Hopkins eventually approached her on the last day of the shoot intending to speak with her. Foster recalled that she sort of had a tear in her eye and told him that she was scared of him. She got a surprising response from the legendary actor. Foster shared:
He came up to me… I sort of had a tear in my eye and I was like, ‘I was really scared of you.’ And he said, ‘I was scared of you!’
The film went on to win five major Academy Awards including Best Actor and Actress for Foster and Hopkins, Best Director for Jonathan Demme, Best Picture, and Best Adapted Screenplay. A sequel and two prequel films were released from the series, but Foster chose not to return to her role.
Why did Jodie Foster decide not to return to The Silence of the Lambs sequel?
Jodie Foster as Clarice Starling in The Silence of the Lambs | Credits: Orion Pictures
After her Oscar win for the role, Jodie Foster initially expressed interest in returning to a sequel film. However, after reading the manuscript of Thomas Harris’ sequel novel, Foster decided not to return. It wasn’t just Foster who had reservations about the novel’s excessive violent content.

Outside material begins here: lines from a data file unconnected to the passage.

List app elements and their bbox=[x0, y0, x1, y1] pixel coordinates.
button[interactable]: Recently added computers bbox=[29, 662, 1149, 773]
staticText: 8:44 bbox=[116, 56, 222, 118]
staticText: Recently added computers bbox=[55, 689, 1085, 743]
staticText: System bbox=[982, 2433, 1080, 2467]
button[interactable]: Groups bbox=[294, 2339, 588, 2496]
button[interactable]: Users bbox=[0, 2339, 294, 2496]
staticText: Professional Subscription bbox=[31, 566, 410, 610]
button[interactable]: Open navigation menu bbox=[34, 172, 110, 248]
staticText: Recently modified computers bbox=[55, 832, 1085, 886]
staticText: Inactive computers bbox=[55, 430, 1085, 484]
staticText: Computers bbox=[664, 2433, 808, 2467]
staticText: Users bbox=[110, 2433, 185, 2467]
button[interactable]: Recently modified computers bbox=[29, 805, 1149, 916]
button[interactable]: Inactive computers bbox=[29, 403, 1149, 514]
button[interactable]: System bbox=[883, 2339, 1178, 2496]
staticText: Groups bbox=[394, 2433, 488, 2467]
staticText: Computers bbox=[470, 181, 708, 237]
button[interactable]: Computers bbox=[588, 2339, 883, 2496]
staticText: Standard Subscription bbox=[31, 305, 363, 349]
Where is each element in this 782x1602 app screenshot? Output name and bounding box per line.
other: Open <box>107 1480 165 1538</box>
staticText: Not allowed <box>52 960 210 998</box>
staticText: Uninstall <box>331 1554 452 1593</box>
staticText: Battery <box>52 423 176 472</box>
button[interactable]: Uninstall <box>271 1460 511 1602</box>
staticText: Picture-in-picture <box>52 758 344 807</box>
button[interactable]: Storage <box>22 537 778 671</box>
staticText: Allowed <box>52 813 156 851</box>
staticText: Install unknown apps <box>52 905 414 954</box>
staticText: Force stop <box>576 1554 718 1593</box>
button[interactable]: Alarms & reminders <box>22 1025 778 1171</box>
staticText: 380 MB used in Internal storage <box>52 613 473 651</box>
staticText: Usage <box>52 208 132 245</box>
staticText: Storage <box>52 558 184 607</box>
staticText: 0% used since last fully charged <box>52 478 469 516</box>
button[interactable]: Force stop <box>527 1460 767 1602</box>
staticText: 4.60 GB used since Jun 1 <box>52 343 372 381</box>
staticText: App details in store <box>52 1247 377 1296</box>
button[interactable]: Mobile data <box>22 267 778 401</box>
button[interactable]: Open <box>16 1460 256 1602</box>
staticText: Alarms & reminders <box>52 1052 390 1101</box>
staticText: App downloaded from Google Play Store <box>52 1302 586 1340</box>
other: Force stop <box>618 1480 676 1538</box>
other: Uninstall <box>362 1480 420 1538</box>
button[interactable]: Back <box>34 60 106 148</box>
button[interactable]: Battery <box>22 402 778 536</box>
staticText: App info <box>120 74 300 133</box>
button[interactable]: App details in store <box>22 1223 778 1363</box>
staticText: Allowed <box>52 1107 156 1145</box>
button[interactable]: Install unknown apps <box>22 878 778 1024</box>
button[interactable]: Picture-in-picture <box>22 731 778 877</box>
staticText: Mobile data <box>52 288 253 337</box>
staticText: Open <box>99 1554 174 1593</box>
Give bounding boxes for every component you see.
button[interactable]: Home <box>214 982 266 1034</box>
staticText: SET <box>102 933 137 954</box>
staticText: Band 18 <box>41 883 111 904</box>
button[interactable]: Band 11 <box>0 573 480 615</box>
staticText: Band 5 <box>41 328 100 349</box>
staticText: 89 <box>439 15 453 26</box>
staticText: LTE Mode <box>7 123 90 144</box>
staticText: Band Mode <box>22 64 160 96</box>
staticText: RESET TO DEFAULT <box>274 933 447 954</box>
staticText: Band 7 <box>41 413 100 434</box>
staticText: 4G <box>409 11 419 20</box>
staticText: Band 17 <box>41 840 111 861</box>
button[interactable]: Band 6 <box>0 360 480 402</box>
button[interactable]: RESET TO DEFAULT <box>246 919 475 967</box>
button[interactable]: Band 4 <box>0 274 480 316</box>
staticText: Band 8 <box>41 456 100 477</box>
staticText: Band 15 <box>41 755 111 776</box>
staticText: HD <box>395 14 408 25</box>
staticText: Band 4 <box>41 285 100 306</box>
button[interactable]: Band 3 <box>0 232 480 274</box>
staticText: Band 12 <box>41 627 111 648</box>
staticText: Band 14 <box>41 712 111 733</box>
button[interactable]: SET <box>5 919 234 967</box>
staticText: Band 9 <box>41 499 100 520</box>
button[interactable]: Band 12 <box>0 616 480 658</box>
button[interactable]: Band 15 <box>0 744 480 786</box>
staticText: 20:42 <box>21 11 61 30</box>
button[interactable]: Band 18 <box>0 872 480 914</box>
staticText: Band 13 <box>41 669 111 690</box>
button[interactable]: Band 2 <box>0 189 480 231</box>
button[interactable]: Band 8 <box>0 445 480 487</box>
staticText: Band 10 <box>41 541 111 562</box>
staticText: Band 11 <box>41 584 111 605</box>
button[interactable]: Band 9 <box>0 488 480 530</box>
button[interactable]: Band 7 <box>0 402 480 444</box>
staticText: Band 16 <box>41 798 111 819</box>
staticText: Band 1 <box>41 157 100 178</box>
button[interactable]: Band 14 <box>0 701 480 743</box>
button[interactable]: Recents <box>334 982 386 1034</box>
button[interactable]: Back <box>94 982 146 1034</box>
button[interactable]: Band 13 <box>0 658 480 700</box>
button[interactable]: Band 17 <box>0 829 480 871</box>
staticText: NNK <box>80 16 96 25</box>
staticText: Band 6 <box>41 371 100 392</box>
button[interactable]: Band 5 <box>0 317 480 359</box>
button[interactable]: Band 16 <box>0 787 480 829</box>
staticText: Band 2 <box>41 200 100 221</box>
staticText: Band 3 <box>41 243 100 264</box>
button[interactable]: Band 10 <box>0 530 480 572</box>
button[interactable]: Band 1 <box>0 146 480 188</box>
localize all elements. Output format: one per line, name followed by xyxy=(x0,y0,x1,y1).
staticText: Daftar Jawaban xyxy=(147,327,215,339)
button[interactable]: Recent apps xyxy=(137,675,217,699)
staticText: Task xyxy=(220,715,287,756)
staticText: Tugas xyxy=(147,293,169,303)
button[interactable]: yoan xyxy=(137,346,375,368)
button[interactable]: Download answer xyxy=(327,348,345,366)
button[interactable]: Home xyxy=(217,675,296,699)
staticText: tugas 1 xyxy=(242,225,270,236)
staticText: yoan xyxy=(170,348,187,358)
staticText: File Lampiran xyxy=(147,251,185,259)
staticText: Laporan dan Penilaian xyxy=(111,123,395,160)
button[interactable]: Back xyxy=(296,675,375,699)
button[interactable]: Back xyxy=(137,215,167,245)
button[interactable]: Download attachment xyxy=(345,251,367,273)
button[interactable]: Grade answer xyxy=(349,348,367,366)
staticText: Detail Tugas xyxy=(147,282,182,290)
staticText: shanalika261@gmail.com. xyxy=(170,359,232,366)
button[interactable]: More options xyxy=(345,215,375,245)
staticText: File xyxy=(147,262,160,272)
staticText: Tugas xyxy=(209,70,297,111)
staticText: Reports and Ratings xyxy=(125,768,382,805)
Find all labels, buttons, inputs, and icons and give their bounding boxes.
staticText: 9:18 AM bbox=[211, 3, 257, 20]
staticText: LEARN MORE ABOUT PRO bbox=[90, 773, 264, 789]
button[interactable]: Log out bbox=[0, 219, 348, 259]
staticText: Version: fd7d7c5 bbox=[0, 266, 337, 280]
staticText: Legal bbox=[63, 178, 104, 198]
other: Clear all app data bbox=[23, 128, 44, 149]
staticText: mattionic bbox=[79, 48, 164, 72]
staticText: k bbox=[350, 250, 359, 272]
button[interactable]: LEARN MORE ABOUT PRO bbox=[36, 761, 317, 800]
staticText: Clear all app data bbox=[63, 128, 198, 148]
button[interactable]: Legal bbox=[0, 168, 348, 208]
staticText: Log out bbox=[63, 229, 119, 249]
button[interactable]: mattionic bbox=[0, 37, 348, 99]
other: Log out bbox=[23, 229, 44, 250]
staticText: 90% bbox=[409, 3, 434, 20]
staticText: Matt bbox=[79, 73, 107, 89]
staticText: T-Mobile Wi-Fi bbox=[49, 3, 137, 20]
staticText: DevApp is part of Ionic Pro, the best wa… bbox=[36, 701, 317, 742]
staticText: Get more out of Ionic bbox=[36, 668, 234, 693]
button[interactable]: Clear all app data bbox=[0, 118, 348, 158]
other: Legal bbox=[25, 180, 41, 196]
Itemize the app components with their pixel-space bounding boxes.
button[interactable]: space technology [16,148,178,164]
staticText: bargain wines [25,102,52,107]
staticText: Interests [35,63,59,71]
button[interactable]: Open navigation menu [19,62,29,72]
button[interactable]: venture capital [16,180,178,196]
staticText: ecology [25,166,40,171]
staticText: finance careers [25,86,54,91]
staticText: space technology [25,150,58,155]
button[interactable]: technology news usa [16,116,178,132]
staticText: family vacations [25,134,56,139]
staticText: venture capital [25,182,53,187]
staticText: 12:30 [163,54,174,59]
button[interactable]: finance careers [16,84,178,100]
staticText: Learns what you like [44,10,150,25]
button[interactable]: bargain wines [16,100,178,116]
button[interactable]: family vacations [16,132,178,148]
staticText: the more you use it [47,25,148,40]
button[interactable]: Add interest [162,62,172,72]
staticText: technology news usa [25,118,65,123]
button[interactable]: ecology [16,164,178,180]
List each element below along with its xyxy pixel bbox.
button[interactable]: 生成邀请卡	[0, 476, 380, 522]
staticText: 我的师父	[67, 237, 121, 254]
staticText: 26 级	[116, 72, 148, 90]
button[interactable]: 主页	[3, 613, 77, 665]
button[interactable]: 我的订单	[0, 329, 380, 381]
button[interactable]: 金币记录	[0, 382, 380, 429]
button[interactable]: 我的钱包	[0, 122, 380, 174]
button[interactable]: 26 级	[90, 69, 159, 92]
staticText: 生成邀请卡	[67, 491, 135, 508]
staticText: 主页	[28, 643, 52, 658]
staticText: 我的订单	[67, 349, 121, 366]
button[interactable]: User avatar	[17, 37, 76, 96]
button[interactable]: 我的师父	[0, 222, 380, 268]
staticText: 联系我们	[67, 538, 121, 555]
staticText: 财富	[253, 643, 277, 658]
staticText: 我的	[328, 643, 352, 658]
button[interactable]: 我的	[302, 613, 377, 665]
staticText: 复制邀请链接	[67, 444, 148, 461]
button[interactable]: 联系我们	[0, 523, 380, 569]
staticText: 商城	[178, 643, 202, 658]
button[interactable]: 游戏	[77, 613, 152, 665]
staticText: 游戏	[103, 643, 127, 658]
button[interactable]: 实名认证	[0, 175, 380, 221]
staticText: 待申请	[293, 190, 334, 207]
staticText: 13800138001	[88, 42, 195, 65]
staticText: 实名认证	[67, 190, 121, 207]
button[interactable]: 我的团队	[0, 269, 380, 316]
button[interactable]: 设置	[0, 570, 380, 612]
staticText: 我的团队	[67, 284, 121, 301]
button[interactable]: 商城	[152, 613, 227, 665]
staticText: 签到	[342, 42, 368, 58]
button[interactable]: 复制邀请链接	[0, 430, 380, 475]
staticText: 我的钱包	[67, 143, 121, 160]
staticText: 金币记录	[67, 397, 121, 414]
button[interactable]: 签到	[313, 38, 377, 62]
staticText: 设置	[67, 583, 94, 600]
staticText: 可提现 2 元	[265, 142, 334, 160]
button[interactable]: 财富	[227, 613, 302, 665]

Director Jonathan Demme and screenwriter Ted Tally also declined to return to a sequel. In December 1999, Foster issued a statement saying that she did not want to play the new story arc of Clarice Starling in the sequel. She mentioned that it gave some “negative attributes” to her character, thus “betraying” the arc established in her 1991 film (via BBC).
Foster clarified in a 2005 interview with Total Film that she and Demme didn’t wish to trample on Agent Starling. She told Total Film:
The official reason I didn’t do Hannibal is I was doing another movie, Flora Plum. So I get to say, in a nice dignified way, that I wasn’t available when that movie was being shot … Clarice meant so much to Jonathan and I, she really did, and I know it sounds kind of strange to say but there was no way that either of us could really trample on her.
The official reason for her absence in the sequel was cited as her other film, Flora Plum. Julianne Moore replaced Foster in the role of Clarice in Hannibal. While Moore delivered a commendable performance, it was deemed inferior to Foster’s performance.